A labor standoff between Chicago educators and Mayor Lori Lightfoot showed no signs of abating over the weekend, as the mayor swiftly rejected a proposal by the teachers’ union to ramp up coronavirus testing and return to in-person instruction on Jan. 18.

“The best, safest place for kids to be is in school,” Ms. Lightfoot and Pedro Martinez, the Chicago Public Schools chief executive, said in a joint statement on Saturday. “Students need to be back in person as soon as possible. That’s what parents want. That’s what the science supports. We will not relent.”

Ms. Lightfoot’s and Mr. Martinez’s sharp retort, which also accused labor leaders of “not listening,” came minutes after the Chicago Teachers Union announced a proposal for a return to classrooms that it framed as a compromise. In it, the union dropped demands for all students to produce negative tests before coming back to class, and said teachers were willing to return to school buildings starting on Monday, though not for in-person instruction.

“This represents a change in our position,” Jesse Sharkey, the union president, said at a news conference on Saturday. “We’re appealing to the public — and to the mayor to find in her heart to make the compromise to reopen the schools.”

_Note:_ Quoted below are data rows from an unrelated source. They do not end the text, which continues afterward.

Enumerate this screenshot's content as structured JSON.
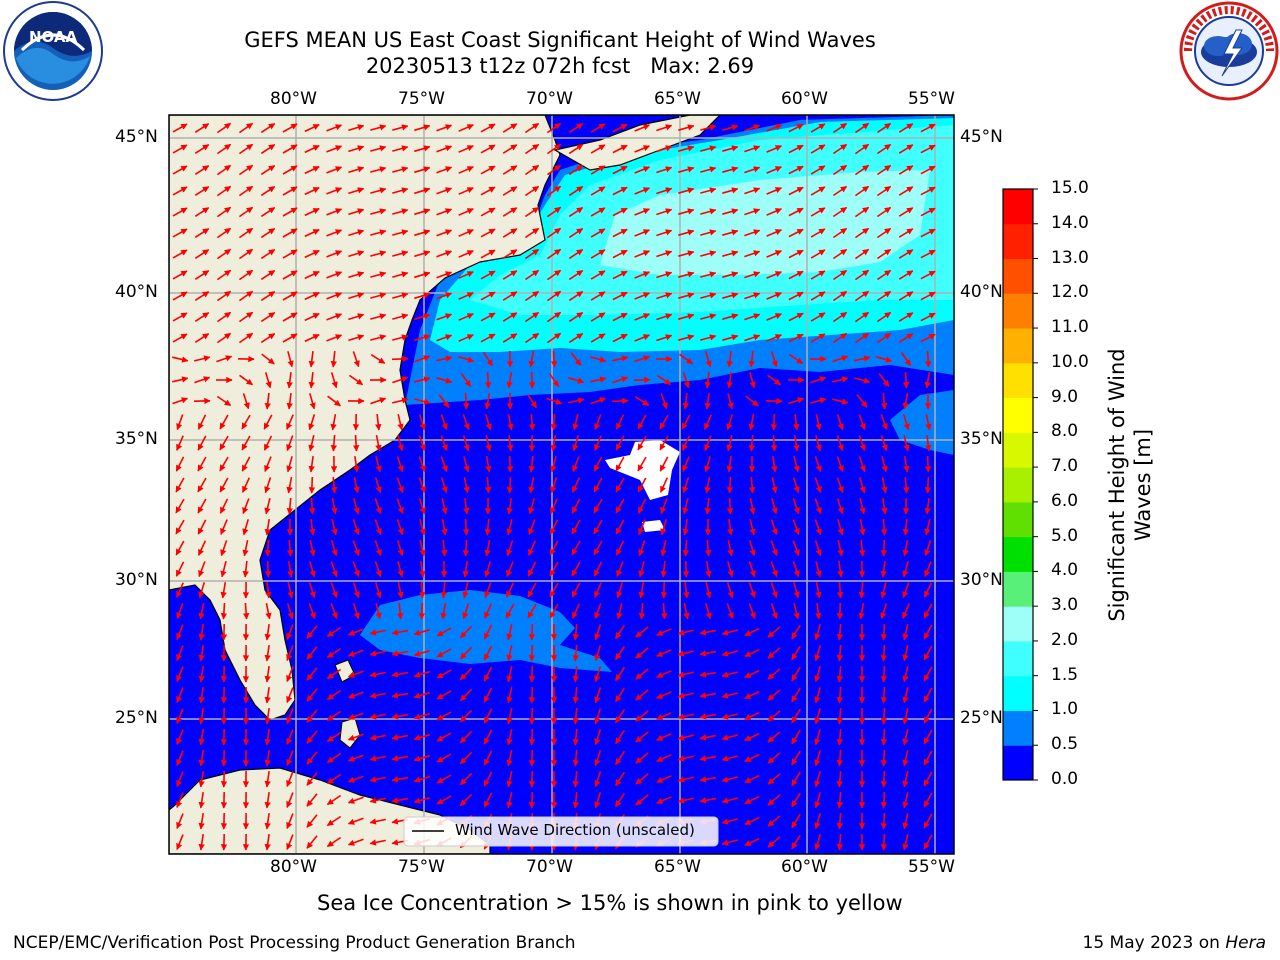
{
  "header": {
    "title_line1": "GEFS MEAN US East Coast Significant Height of Wind Waves",
    "title_line2": "20230513 t12z 072h fcst   Max: 2.69"
  },
  "logos": {
    "left": {
      "name": "noaa-logo",
      "text": "NOAA",
      "ring_text": "NATIONAL OCEANIC AND ATMOSPHERIC ADMINISTRATION · U.S. DEPARTMENT OF COMMERCE"
    },
    "right": {
      "name": "nws-logo",
      "ring_text": "NATIONAL WEATHER SERVICE"
    }
  },
  "map": {
    "lon_labels": [
      "80°W",
      "75°W",
      "70°W",
      "65°W",
      "60°W",
      "55°W"
    ],
    "lat_labels": [
      "45°N",
      "40°N",
      "35°N",
      "30°N",
      "25°N"
    ],
    "legend_label": "Wind Wave Direction (unscaled)",
    "land_color": "#efeedd",
    "arrow_color": "#ff0000",
    "grid_color": "#b0b0b0"
  },
  "colorbar": {
    "title": "Significant Height of Wind Waves [m]",
    "title_line1": "Significant Height of Wind",
    "title_line2": "Waves [m]",
    "ticks": [
      "15.0",
      "14.0",
      "13.0",
      "12.0",
      "11.0",
      "10.0",
      "9.0",
      "8.0",
      "7.0",
      "6.0",
      "5.0",
      "4.0",
      "3.0",
      "2.0",
      "1.5",
      "1.0",
      "0.5",
      "0.0"
    ],
    "colors": [
      "#0000ff",
      "#0080ff",
      "#00ffff",
      "#40ffff",
      "#9efef8",
      "#58f078",
      "#00e000",
      "#60e000",
      "#a8f000",
      "#d8f800",
      "#ffff00",
      "#ffe000",
      "#ffb000",
      "#ff8000",
      "#ff5000",
      "#ff2000",
      "#ff0000"
    ]
  },
  "footer": {
    "note": "Sea Ice Concentration > 15% is shown in pink to yellow",
    "credit": "NCEP/EMC/Verification Post Processing Product Generation Branch",
    "date_prefix": "15 May 2023 on ",
    "machine": "Hera"
  }
}
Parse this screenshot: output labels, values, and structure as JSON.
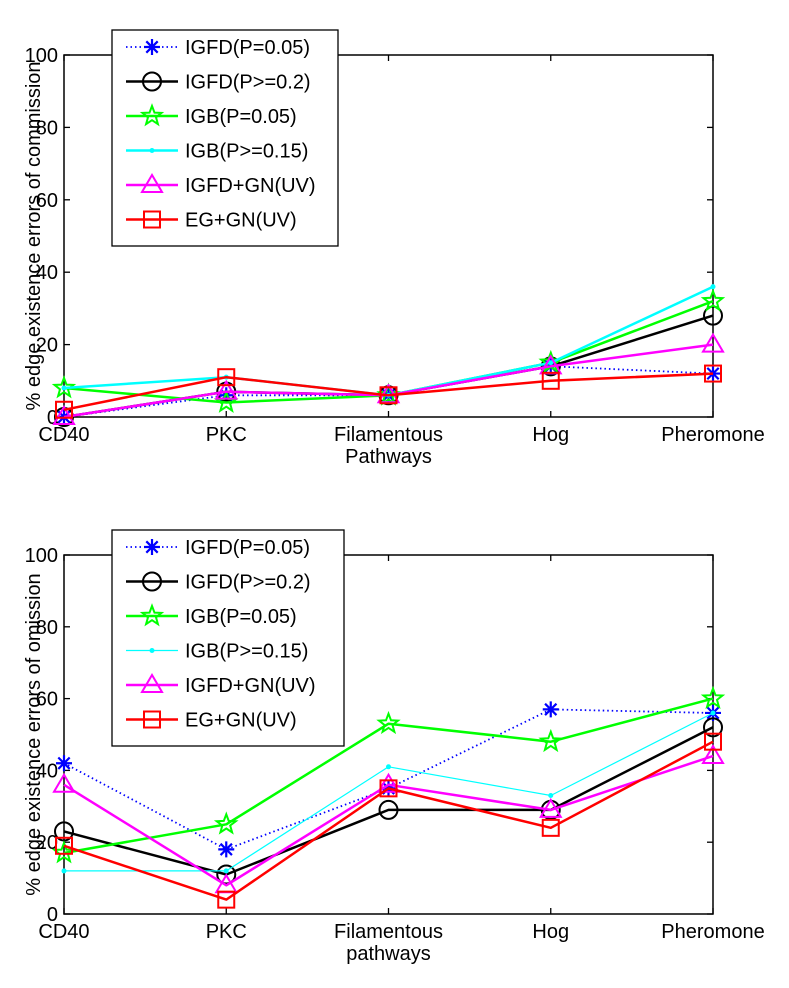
{
  "chart_data": [
    {
      "type": "line",
      "categories": [
        "CD40",
        "PKC",
        "Filamentous\nPathways",
        "Hog",
        "Pheromone"
      ],
      "ylabel": "% edge existence errors of commission",
      "xlabel": "",
      "title": "",
      "ylim": [
        0,
        100
      ],
      "yticks": [
        0,
        20,
        40,
        60,
        80,
        100
      ],
      "grid": false,
      "legend_position": "top-left",
      "series": [
        {
          "name": "IGFD(P=0.05)",
          "values": [
            0,
            6,
            6,
            14,
            12
          ],
          "color": "#0000ff",
          "marker": "asterisk",
          "line": "dotted"
        },
        {
          "name": "IGFD(P>=0.2)",
          "values": [
            0,
            7,
            6,
            14,
            28
          ],
          "color": "#000000",
          "marker": "circle",
          "line": "solid"
        },
        {
          "name": "IGB(P=0.05)",
          "values": [
            8,
            4,
            6,
            15,
            32
          ],
          "color": "#00ff00",
          "marker": "star",
          "line": "solid"
        },
        {
          "name": "IGB(P>=0.15)",
          "values": [
            8,
            11,
            6,
            15,
            36
          ],
          "color": "#00ffff",
          "marker": "dot",
          "line": "solid"
        },
        {
          "name": "IGFD+GN(UV)",
          "values": [
            0,
            7,
            6,
            14,
            20
          ],
          "color": "#ff00ff",
          "marker": "triangle",
          "line": "solid"
        },
        {
          "name": "EG+GN(UV)",
          "values": [
            2,
            11,
            6,
            10,
            12
          ],
          "color": "#ff0000",
          "marker": "square",
          "line": "solid"
        }
      ]
    },
    {
      "type": "line",
      "categories": [
        "CD40",
        "PKC",
        "Filamentous\npathways",
        "Hog",
        "Pheromone"
      ],
      "ylabel": "% edge existence errors of omission",
      "xlabel": "",
      "title": "",
      "ylim": [
        0,
        100
      ],
      "yticks": [
        0,
        20,
        40,
        60,
        80,
        100
      ],
      "grid": false,
      "legend_position": "top-left",
      "series": [
        {
          "name": "IGFD(P=0.05)",
          "values": [
            42,
            18,
            35,
            57,
            56
          ],
          "color": "#0000ff",
          "marker": "asterisk",
          "line": "dotted"
        },
        {
          "name": "IGFD(P>=0.2)",
          "values": [
            23,
            11,
            29,
            29,
            52
          ],
          "color": "#000000",
          "marker": "circle",
          "line": "solid"
        },
        {
          "name": "IGB(P=0.05)",
          "values": [
            17,
            25,
            53,
            48,
            60
          ],
          "color": "#00ff00",
          "marker": "star",
          "line": "solid"
        },
        {
          "name": "IGB(P>=0.15)",
          "values": [
            12,
            12,
            41,
            33,
            56
          ],
          "color": "#00ffff",
          "marker": "dot",
          "line": "thin"
        },
        {
          "name": "IGFD+GN(UV)",
          "values": [
            36,
            8,
            36,
            29,
            44
          ],
          "color": "#ff00ff",
          "marker": "triangle",
          "line": "solid"
        },
        {
          "name": "EG+GN(UV)",
          "values": [
            19,
            4,
            35,
            24,
            48
          ],
          "color": "#ff0000",
          "marker": "square",
          "line": "solid"
        }
      ]
    }
  ]
}
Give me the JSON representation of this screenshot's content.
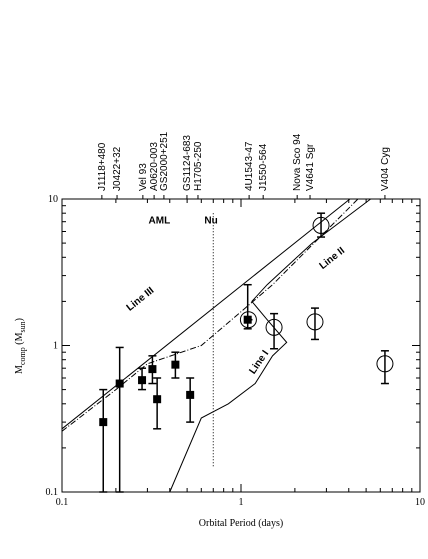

Hundreds of thousands of students in the nation’s third-largest school district missed three days of class last week after members of the Chicago Teachers Union voted to stop reporting to work amid concerns over the rapidly spreading Omicron variant.

School district officials, who have insisted that classrooms are safe, declined to move to online instruction, as the union suggested. Ms. Lightfoot has repeatedly accused the union of inconveniencing working families and harming the academic and social progress of children.

Most American school districts have forged ahead with in-person instruction, as the Biden administration has urged, even as the Omicron variant has shattered local and national case records. Some large school districts, including in Cleveland and Milwaukee, have moved classes online. But the dispute in Chicago, where there has been no instruction of any sort since class was dismissed on Tuesday, has been notable for its acrimony and for the day-to-day uncertainty for parents, teachers and students.

Under the plan the union outlined on Saturday, Chicago teachers would have distributed equipment and materials for online instruction and helped parents sign up for virus testing on Monday and Tuesday, then taught students remotely for the rest of next week.

The union had already said that members planned to return to schools on Jan. 18, after Martin Luther King Jr. Day, a date that did not change under the new proposal. The union also continued to push to have all children enrolled in Covid-19 testing unless their parents opted them out, a move that Ms. Lightfoot has opposed. Currently, students are tested through the schools only if parents proactively give permission.

“The mayor can’t be, like, a hard no and morally opposed to widespread testing,” Mr. Sharkey said, “and also be a hard no and be morally opposed to any short-term period of remote.”